Se equivocaron todos, incluyendo al propio Fraga. Quien sucedió al Caudillo y Centinela de Occidente fue en realidad un rey que no estaba por la labor de encomendarse a políticos de peso pertenecientes a una generación mayor que la suya. En lugar de eso, el joven Juan Carlos optó por un entonces desconocido Adolfo Suárez, que era hombre del régimen -nada menos que secretario general del Movimiento-, pero también político de convicciones flexibles como convenía a la situación.

Desairado por tan imprevisto giro del destino, Fraga se puso Iribarne y dejó de lado sus posiciones liberales para escorarse hacia la derecha más extrema con la formación de una alianza electoral en la que figuraban hasta siete exministros de Franco. Rápida e irónicamente bautizada con el peliculero título de Los Siete Magníficos, aquella primera Alianza Popular tuvo un éxito perfectamente descriptible en las urnas. En las primeras elecciones de junio de 1977 obtuvo una menos que magra cosecha de 16 escaños: cuatro menos, por ejemplo, que el Partido Comunista de Santiago Carrillo.

De aquel escarmiento sacó Fraga una rápida lección. Aprovechó la debacle electoral para librarse -con su habitual empuje- de los magníficos dinosaurios que le habían acompañado en la aventura y reconvertir su fracasada alianza neofranquista en un partido de derecha dura, pero tradicional. Para que el giro quedase del todo claro, no dudó en presentar a Santiago Carrillo en el Club Siglo XXI, entre el escándalo de los franquistas y el asombro de los demócratas en general.

Con el paso de los años y la quiebra de la UCD de Suárez, aquella nueva Alianza Popular acabó por convertirse en el partido de referencia de la derecha democrática. Al contradictorio Fraga, capaz de una cosa y la contraria, se le atribuyó desde entonces el mérito, no pequeño, de haber bajado a la derecha española del monte en el que tan a menudo había vivaqueado a lo largo de la Historia para integrarla en los usos parlamentarios de Europa.

Aun así, no tardaría en hacerse evidente que el exministro de Franco tenía un techo electoral que lo invalidaba como candidato a presidir algún día el Gobierno.

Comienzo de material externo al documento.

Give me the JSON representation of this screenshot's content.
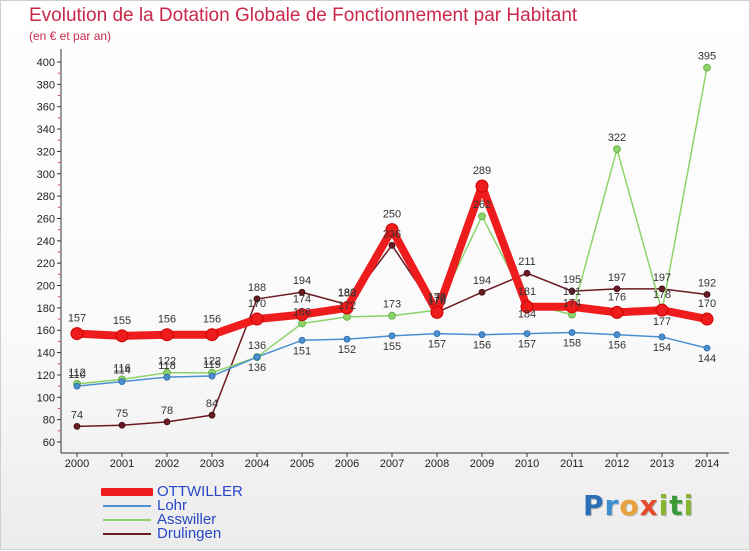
{
  "chart_data": {
    "type": "line",
    "title": "Evolution de la Dotation Globale de Fonctionnement par Habitant",
    "subtitle": "(en € et par an)",
    "xlabel": "",
    "ylabel": "",
    "x": [
      "2000",
      "2001",
      "2002",
      "2003",
      "2004",
      "2005",
      "2006",
      "2007",
      "2008",
      "2009",
      "2010",
      "2011",
      "2012",
      "2013",
      "2014"
    ],
    "ylim": [
      60,
      400
    ],
    "yticks": [
      60,
      80,
      100,
      120,
      140,
      160,
      180,
      200,
      220,
      240,
      260,
      280,
      300,
      320,
      340,
      360,
      380,
      400
    ],
    "grid": false,
    "legend_position": "bottom-left",
    "series": [
      {
        "name": "OTTWILLER",
        "color": "#ee1c1c",
        "values": [
          157,
          155,
          156,
          156,
          170,
          174,
          180,
          250,
          176,
          289,
          181,
          181,
          176,
          178,
          170
        ],
        "labels": [
          "157",
          "155",
          "156",
          "156",
          "170",
          "174",
          "180",
          "250",
          "176",
          "289",
          "181",
          "181",
          "176",
          "178",
          "170"
        ]
      },
      {
        "name": "Lohr",
        "color": "#4a8fd0",
        "values": [
          110,
          114,
          118,
          119,
          136,
          151,
          152,
          155,
          157,
          156,
          157,
          158,
          156,
          154,
          144
        ],
        "labels": [
          "110",
          "114",
          "118",
          "119",
          "136",
          "151",
          "152",
          "155",
          "157",
          "156",
          "157",
          "158",
          "156",
          "154",
          "144"
        ]
      },
      {
        "name": "Asswiller",
        "color": "#8ed36a",
        "values": [
          112,
          116,
          122,
          122,
          136,
          166,
          172,
          173,
          178,
          262,
          184,
          174,
          322,
          177,
          395
        ],
        "labels": [
          "112",
          "116",
          "122",
          "122",
          "136",
          "166",
          "172",
          "173",
          "178",
          "262",
          "184",
          "174",
          "322",
          "177",
          "395"
        ]
      },
      {
        "name": "Drulingen",
        "color": "#6b1a22",
        "values": [
          74,
          75,
          78,
          84,
          188,
          194,
          183,
          236,
          176,
          194,
          211,
          195,
          197,
          197,
          192
        ],
        "labels": [
          "74",
          "75",
          "78",
          "84",
          "188",
          "194",
          "183",
          "236",
          "176",
          "194",
          "211",
          "195",
          "197",
          "197",
          "192"
        ]
      }
    ]
  },
  "brand": "Proxiti"
}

Un periodista británico diría años después que Fraga fue "el mejor primer ministro que España nunca tuvo", aunque se tratase de un mero juego de palabras.

Consciente de esa imposibilidad, Fraga organizó por dos veces su sucesión -primero con Hernández Mancha y luego con Aznar-, antes de ganar una última batalla de orden menor en la presidencia de Galicia. En su trono de Compostela se desquitaría de anteriores desencantos con la creación de todo un virreinato basado en la desmesura y la heterodoxia. Diseñó su propia política de Asuntos Exteriores con viajes a la Cuba de Castro y al Irán de los ayatolás; abogó por un régimen federal de Administración Única que desbordaba las costuras de la autonomía y, en general, estiró los límites de una presidencia que no era exactamente la que deseó toda su vida.

Populista e ilustrado, Fraga fue un político abundante en contradicciones. Exministro de Franco y colega de partidas (de dominó) con Fidel Castro; padre de la actual Constitución y también activo jefe de Propaganda del Caudillo; culto titular de varias cátedras y a la vez teórico del precio de los garbanzos en el Congreso. Un político de carácter que hoy estaría fuera de época. Aunque solo hayan pasado cinco años.